EFFECT OF VITAMIN E SUPPLEMENTATION ON VITAMIN K STATUS IN ADULTS WITH NORMAL COAGULATION STATUS

Authors: BOOTH, SARAH - TUFTS/HNRCA; GOLLY, INES - UNIVERSITY OF MUNICH; SACHECK, JENNIFER - TUFTS/HNRCA; ROUBENOFF, RONENN - TUFTS/HNRCA; DALLAL, GERARD - TUFTS/HNRCA; HAMADA, KOICHIRO - TUFTS/HNRCA; BLUMBERG, JEFFREY - TUFTS/HNRCA

Submitted to: The American Journal of Clinical Nutrition
Publication Type: Peer Reviewed Journal
Publication Acceptance Date: 12/19/2003
Publication Date: 7/1/2004
Citation: Booth, S.L., Golly, I., Sacheck, J.M., Roubenoff, R., Dallal, G.E., Hamada, K., Blumberg, J.B. 2004. Effect of vitamin E supplementation on vitamin K status in adults with normal coagulation status. American Journal of Clinical Nutrition. 80:143-148.

Interpretive Summary: Cases of enhanced anticoagulant effect have been reported among patients taking oral anticoagulants in response to high dose vitamin E supplementation. Although a vitamin E-vitamin K interaction has been proposed to underlie this effect, it has not been systematically investigated in adults with normal coagulation. The objective of this study was to examine the effect of 12-week supplementation with high doses of vitamin E on measures of vitamin K status in men and women not taking oral anticoagulants. Vitamin K status was determined in 38 men and women with rheumatoid arthritis (Study A) and 32 healthy men (Study B) participating in two independent 12-week long studies employing vitamin E supplementation at doses of 1000 international units per day. One measure of vitamin K status, PIVKA-II, significantly increased in response to 12-week of vitamin E supplementation. An increase in PIVKA-II is indicative of poor vitamin K status. In contrast, other measures of vitamin K status did not change in response to the supplementation. In conclusion, high dose vitamin E supplementation reduced the function of the vitamin K-dependent proteins involved in normal coagulation. The clinical significance of these changes warrants further investigation, but it is possible that high doses of vitamin E antagonize vitamin K. Whether such an interaction is potentially beneficial or harmful remains to be determined.
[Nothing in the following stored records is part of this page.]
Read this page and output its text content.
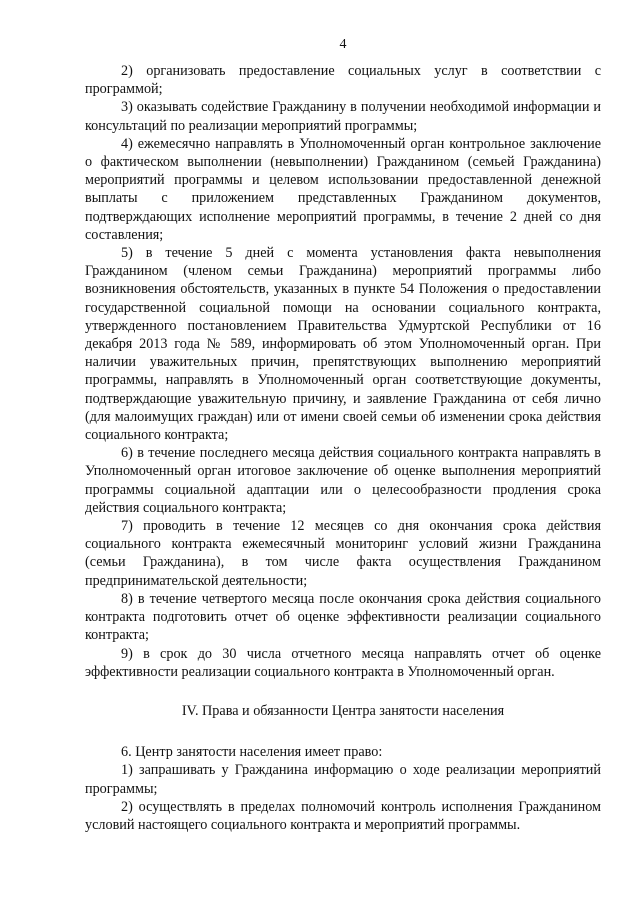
4

2) организовать предоставление социальных услуг в соответствии с программой;

3) оказывать содействие Гражданину в получении необходимой информации и консультаций по реализации мероприятий программы;

4) ежемесячно направлять в Уполномоченный орган контрольное заключение о фактическом выполнении (невыполнении) Гражданином (семьей Гражданина) мероприятий программы и целевом использовании предоставленной денежной выплаты с приложением представленных Гражданином документов, подтверждающих исполнение мероприятий программы, в течение 2 дней со дня составления;

5) в течение 5 дней с момента установления факта невыполнения Гражданином (членом семьи Гражданина) мероприятий программы либо возникновения обстоятельств, указанных в пункте 54 Положения о предоставлении государственной социальной помощи на основании социального контракта, утвержденного постановлением Правительства Удмуртской Республики от 16 декабря 2013 года № 589, информировать об этом Уполномоченный орган. При наличии уважительных причин, препятствующих выполнению мероприятий программы, направлять в Уполномоченный орган соответствующие документы, подтверждающие уважительную причину, и заявление Гражданина от себя лично (для малоимущих граждан) или от имени своей семьи об изменении срока действия социального контракта;

6) в течение последнего месяца действия социального контракта направлять в Уполномоченный орган итоговое заключение об оценке выполнения мероприятий программы социальной адаптации или о целесообразности продления срока действия социального контракта;

7) проводить в течение 12 месяцев со дня окончания срока действия социального контракта ежемесячный мониторинг условий жизни Гражданина (семьи Гражданина), в том числе факта осуществления Гражданином предпринимательской деятельности;

8) в течение четвертого месяца после окончания срока действия социального контракта подготовить отчет об оценке эффективности реализации социального контракта;

9) в срок до 30 числа отчетного месяца направлять отчет об оценке эффективности реализации социального контракта в Уполномоченный орган.

IV. Права и обязанности Центра занятости населения

6. Центр занятости населения имеет право:

1) запрашивать у Гражданина информацию о ходе реализации мероприятий программы;

2) осуществлять в пределах полномочий контроль исполнения Гражданином условий настоящего социального контракта и мероприятий программы.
Technical Abstract: Cases of enhanced anticoagulant effect have been reported among patients taking oral anticoagulants in response to high dose vitamin E supplementation. Although a vitamin E-vitamin K interaction has been proposed to underlie this effect, it has not been systematically investigated in adults with normal baseline coagulation status. The objective of this study was to examine the effect of 12-wk supplementation with 1000 IU/d /RRR/-a-tocopherol on biochemical measures of vitamin K status in men and women not taking oral anticoagulants. Vitamin K status, assessed by plasma phylloquinone and the degree of under g-carboxylation of the vitamin K-dependent proteins prothrombin (PIVKA-II) and osteocalcin (%ucOC), was determined in 38 men and women with rheumatoid arthritis (Study A) and 32 healthy men (Study B) participating in two independent 12-wk long randomized clinical trials employing vitamin E supplementation at 1000 IU/d. PIVKA-II (mean+/-SD) increased from 1.7+/-1.7 to 11.9+/-16.1 ng/mL (P<0.001) (Study A) and from 1.8+/-0.6 to 5.3+/-3.9 ng/mL (P<0.001) (Study B) in response to 12-wk of vitamin E supplementation. An increase in PIVKA-II is indicative of poor vitamin K status. In contrast, plasma phylloquinone and %ucOC, other measures of vitamin K status, did not change in response to the supplementation. In conclusion, high dose vitamin E supplementation reduced the g-carboxylation of the vitamin K-dependent protein prothrombin among adults not receiving oral anticoagulant therapy. The clinical significance of these changes warrants further investigation, but it is possible that high doses of vitamin E antagonize vitamin K. Whether such an interaction is potentially beneficial or harmful remains to be determined.